Before I drove the 2018 Lexus LC 500, I was pretty sure it was my favorite car on sale. Now that I’ve borrowed one for a weekend and spent hundreds of miles enjoying its naturally aspirated V8 and fantastic sound system, I know it’s my favorite car on sale.
But the themes that make the LC 500 spectacular are covered conclusively by Kristen’s great LC 500 review from last year. Instead of adding to her thoughts, I want to highlight some of the little details that help make the LC 500 feel special.
Here, my fellow Jalops, are five cool little touches in every Lexus LC 500.
The Lexus LC 500 isn’t the only high end car to have hidden door handles, but as a package they’re executed so well that they deserve mention here.
While some cars hide the door handles in hard to reach places, the LC 500 has them flush with the door. As you unlock the door, they pop out and present themselves for your convenience. What’s cool, though, is that they also can be manually popped by pressing the indented area on the handle.
Plus, the door handles inside are also special. I never like when you have to fumble with electronic door releases inside a car, so I’m glad Lexus skipped that flashiness. Instead, it just made the interior door handle this extremely gorgeous floating hunk of metal.
The common theme of the LC500 is that every little thing is done a tiny bit better than a normal car. Everything you do feels nicer and more polished, down to the turn of the volume knob.
That carries over to the lock indicator; rather than the traditional pop up piece of plastic or red colored tab displaying whether the door is locked or not, Lexus did something cooler. Inside a metal trimmed glass bulb on both doors lies a bright LED. When the door is locked, it glows green and instantly shows you that things are as they should be. Unlock the doors and it shuts off, so you always know at a glance whether drifters and scoundrels can access your Alcantara-trimmed interior.
L-shaped LED taillights are nice. But if you want those, the $40,000 IS can provide them. This is THE Lexus, so it has to go bigger. How does one make taillights more special? Infinity mirrors.
The LEDs in the taillights are reflected back and cascade toward a vanishing point, making them look highly futuristic.
From the edge of the passenger-side climate vent all the way to the start of the driver’s instrument cluster, the LC 500’s dash is tucked behind a massive pane of glass.
Inside the glass, the massive infotainment display flanks a tasteful analog clock—don’t worry, though, the gauge cluster still has a digital one for the chronographically challenged.
In front of the passenger, the glass covers a lovely metal pattern design that’s lit from the bottom with white LEDs at night, casting a cool glow into the cabin.
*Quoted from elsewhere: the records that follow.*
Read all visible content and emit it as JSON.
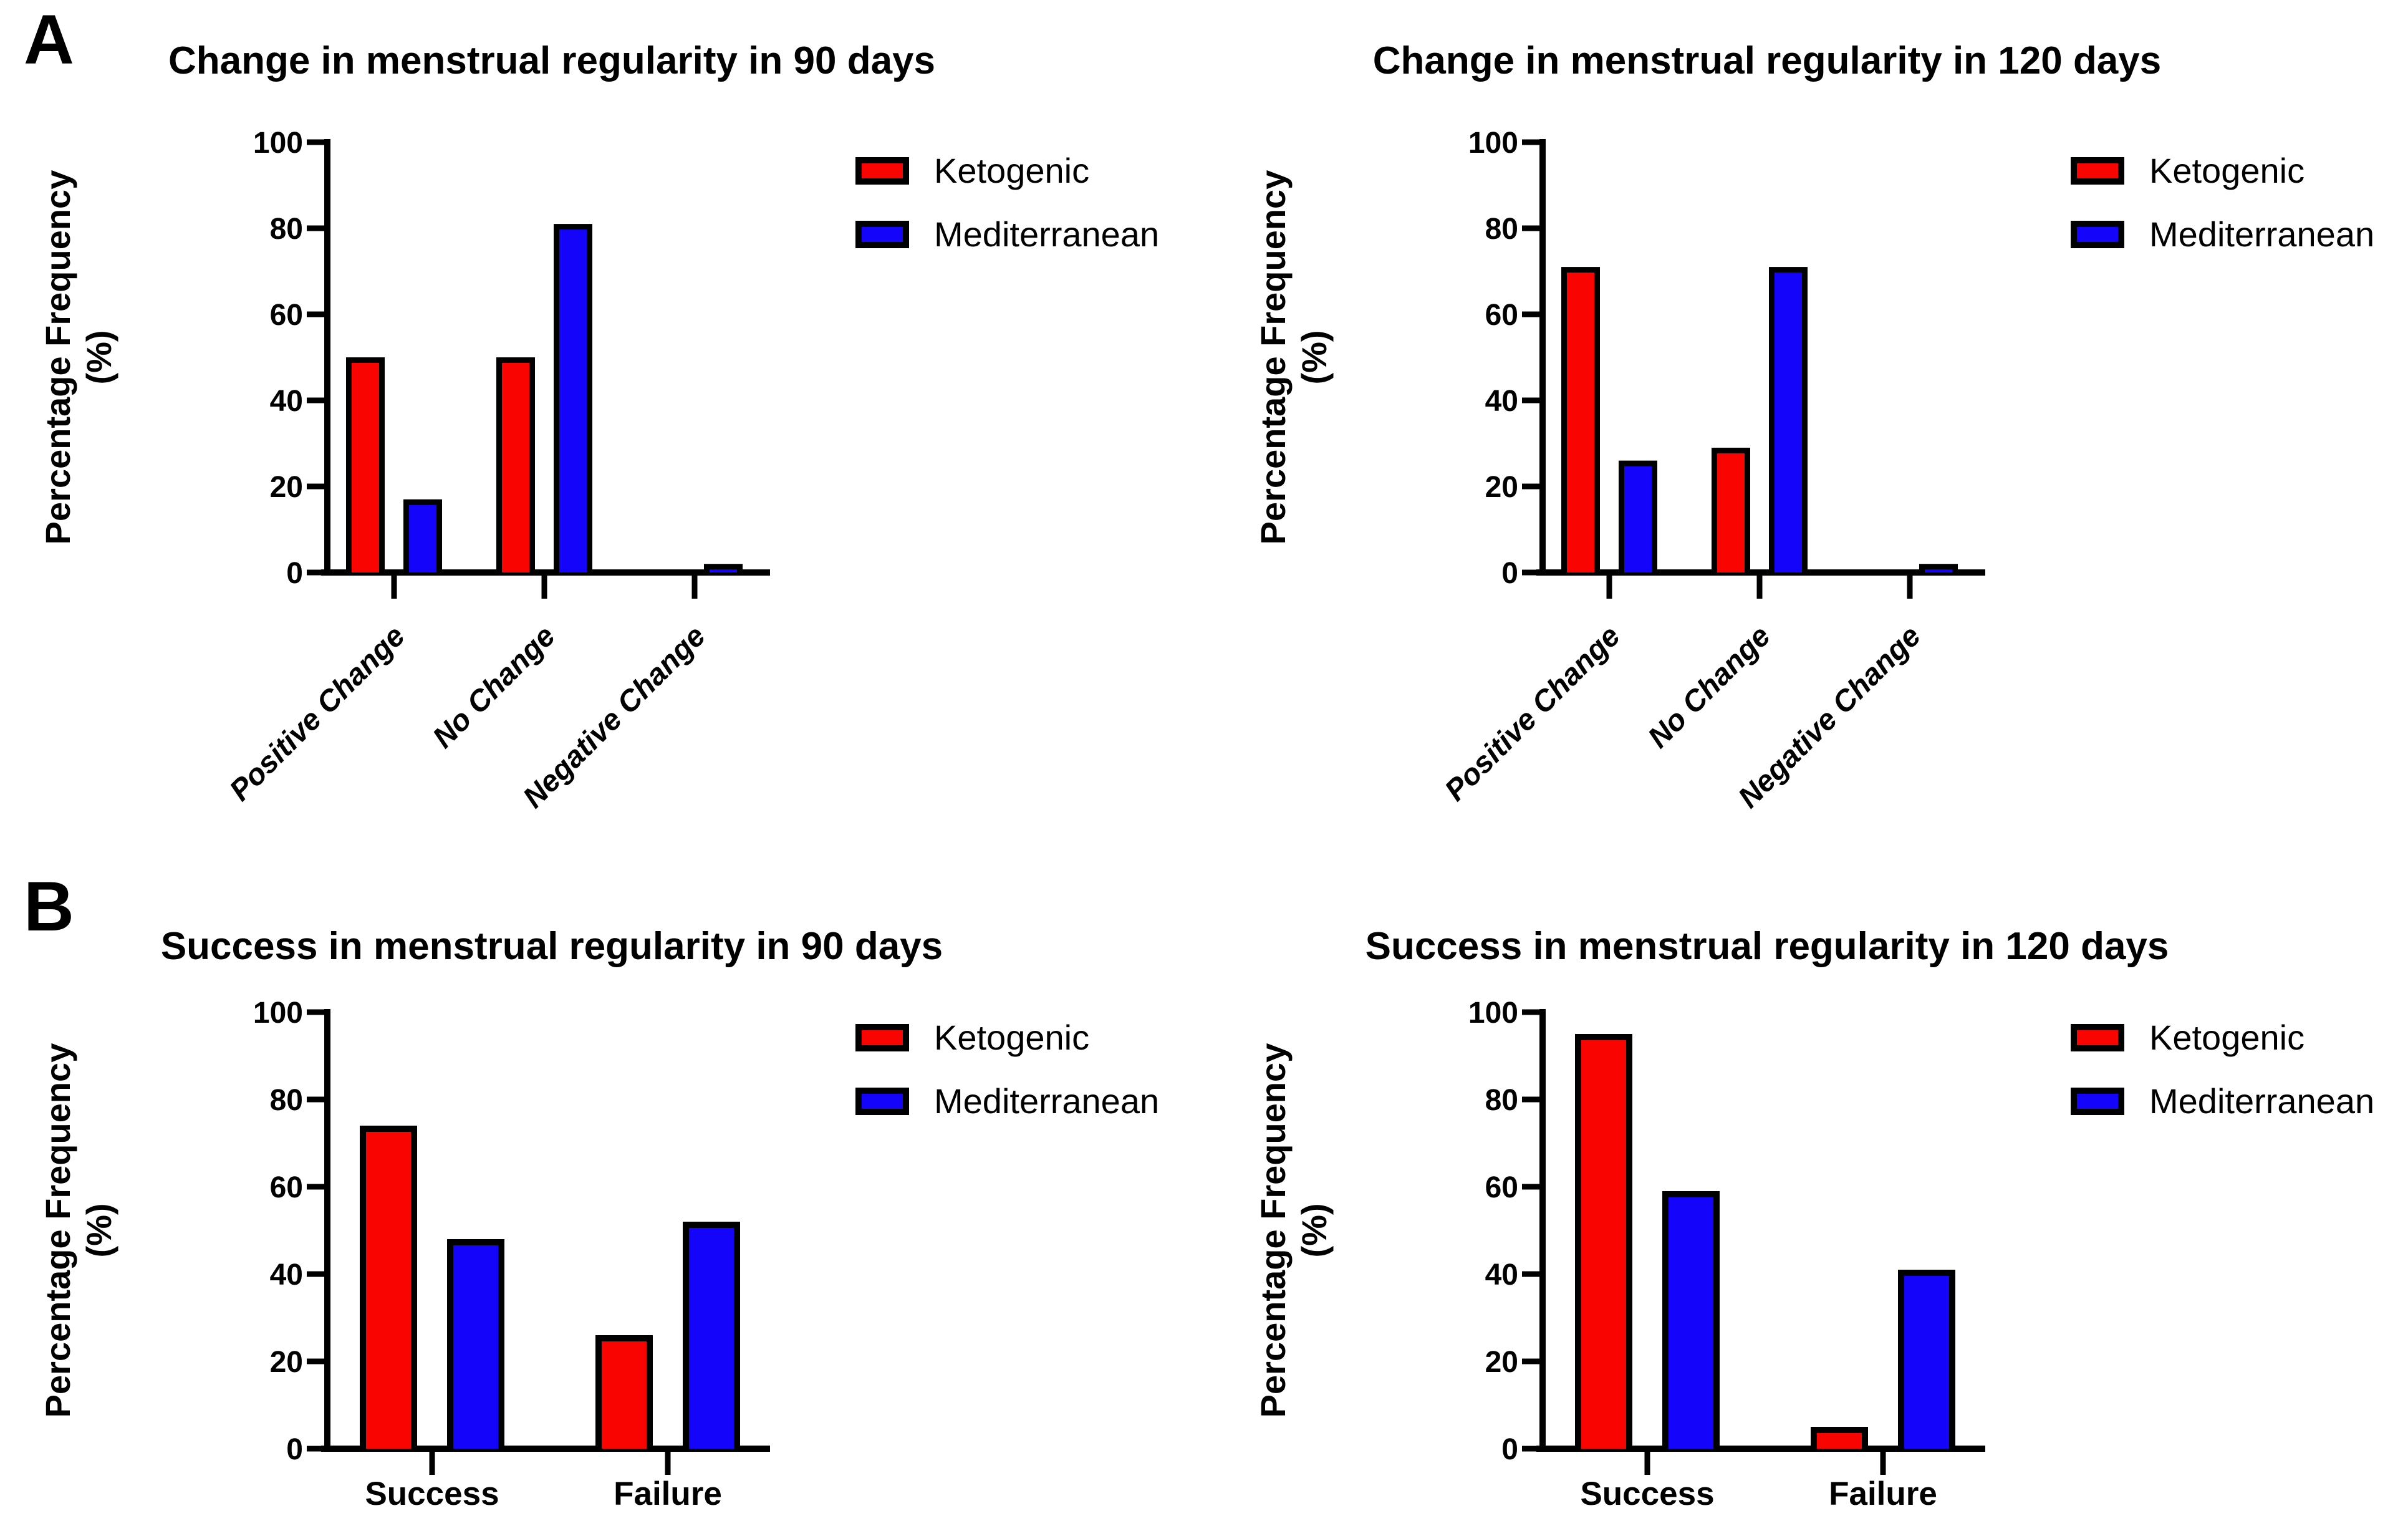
{
  "figure": {
    "background": "#FFFFFF",
    "panels": [
      {
        "label": "A"
      },
      {
        "label": "B"
      }
    ],
    "legend": {
      "position": "right",
      "items": [
        {
          "label": "Ketogenic",
          "color": "#F90400"
        },
        {
          "label": "Mediterranean",
          "color": "#1404F9"
        }
      ],
      "outline_color": "#000000"
    },
    "y_axis": {
      "label_line1": "Percentage Frequency",
      "label_line2": "(%)",
      "ticks": [
        0,
        20,
        40,
        60,
        80,
        100
      ],
      "range": [
        0,
        100
      ]
    }
  },
  "chart_data": [
    {
      "type": "bar",
      "position": "top-left",
      "panel": "A",
      "title": "Change in menstrual regularity in 90 days",
      "xlabel": "",
      "ylabel": "Percentage Frequency (%)",
      "ylim": [
        0,
        100
      ],
      "yticks": [
        0,
        20,
        40,
        60,
        80,
        100
      ],
      "grid": false,
      "legend_position": "right",
      "x_label_rotation_deg": 45,
      "categories": [
        "Positive Change",
        "No Change",
        "Negative Change"
      ],
      "series": [
        {
          "name": "Ketogenic",
          "color": "#F90400",
          "values": [
            50,
            50,
            0
          ]
        },
        {
          "name": "Mediterranean",
          "color": "#1404F9",
          "values": [
            17,
            81,
            2
          ]
        }
      ],
      "bar_outline_color": "#000000"
    },
    {
      "type": "bar",
      "position": "top-right",
      "panel": "A",
      "title": "Change in menstrual regularity in 120 days",
      "xlabel": "",
      "ylabel": "Percentage Frequency (%)",
      "ylim": [
        0,
        100
      ],
      "yticks": [
        0,
        20,
        40,
        60,
        80,
        100
      ],
      "grid": false,
      "legend_position": "right",
      "x_label_rotation_deg": 45,
      "categories": [
        "Positive Change",
        "No Change",
        "Negative Change"
      ],
      "series": [
        {
          "name": "Ketogenic",
          "color": "#F90400",
          "values": [
            71,
            29,
            0
          ]
        },
        {
          "name": "Mediterranean",
          "color": "#1404F9",
          "values": [
            26,
            71,
            2
          ]
        }
      ],
      "bar_outline_color": "#000000"
    },
    {
      "type": "bar",
      "position": "bottom-left",
      "panel": "B",
      "title": "Success in menstrual regularity in 90 days",
      "xlabel": "",
      "ylabel": "Percentage Frequency (%)",
      "ylim": [
        0,
        100
      ],
      "yticks": [
        0,
        20,
        40,
        60,
        80,
        100
      ],
      "grid": false,
      "legend_position": "right",
      "x_label_rotation_deg": 0,
      "categories": [
        "Success",
        "Failure"
      ],
      "series": [
        {
          "name": "Ketogenic",
          "color": "#F90400",
          "values": [
            74,
            26
          ]
        },
        {
          "name": "Mediterranean",
          "color": "#1404F9",
          "values": [
            48,
            52
          ]
        }
      ],
      "bar_outline_color": "#000000"
    },
    {
      "type": "bar",
      "position": "bottom-right",
      "panel": "B",
      "title": "Success in menstrual regularity in 120 days",
      "xlabel": "",
      "ylabel": "Percentage Frequency (%)",
      "ylim": [
        0,
        100
      ],
      "yticks": [
        0,
        20,
        40,
        60,
        80,
        100
      ],
      "grid": false,
      "legend_position": "right",
      "x_label_rotation_deg": 0,
      "categories": [
        "Success",
        "Failure"
      ],
      "series": [
        {
          "name": "Ketogenic",
          "color": "#F90400",
          "values": [
            95,
            5
          ]
        },
        {
          "name": "Mediterranean",
          "color": "#1404F9",
          "values": [
            59,
            41
          ]
        }
      ],
      "bar_outline_color": "#000000"
    }
  ]
}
Toggle the drive mode in your LC 500 and the gauges will instantly transform to better suit the intended mission. The tachometer becomes the main focus in Sport and Sport +, whereas eco gives you a little meter to show how green you’re being. Which, given that you have a 5.0-liter V8, is never very green.
But that’s not special; changeable drive modes and a gauge to match is par for the course in cars this expensive at this point. The LC 500’s center gauge, though, has one special party trick: It moves.
The physical, metal rim around the digital gauges can slide from the middle off to the side to give you more room for information. Not only that, but it’s perfectly synced with the digital gauges so they move entirely in unison. It genuinely looks like the numbers on the screen are part of the physical gauge, even when I know that isn’t the case.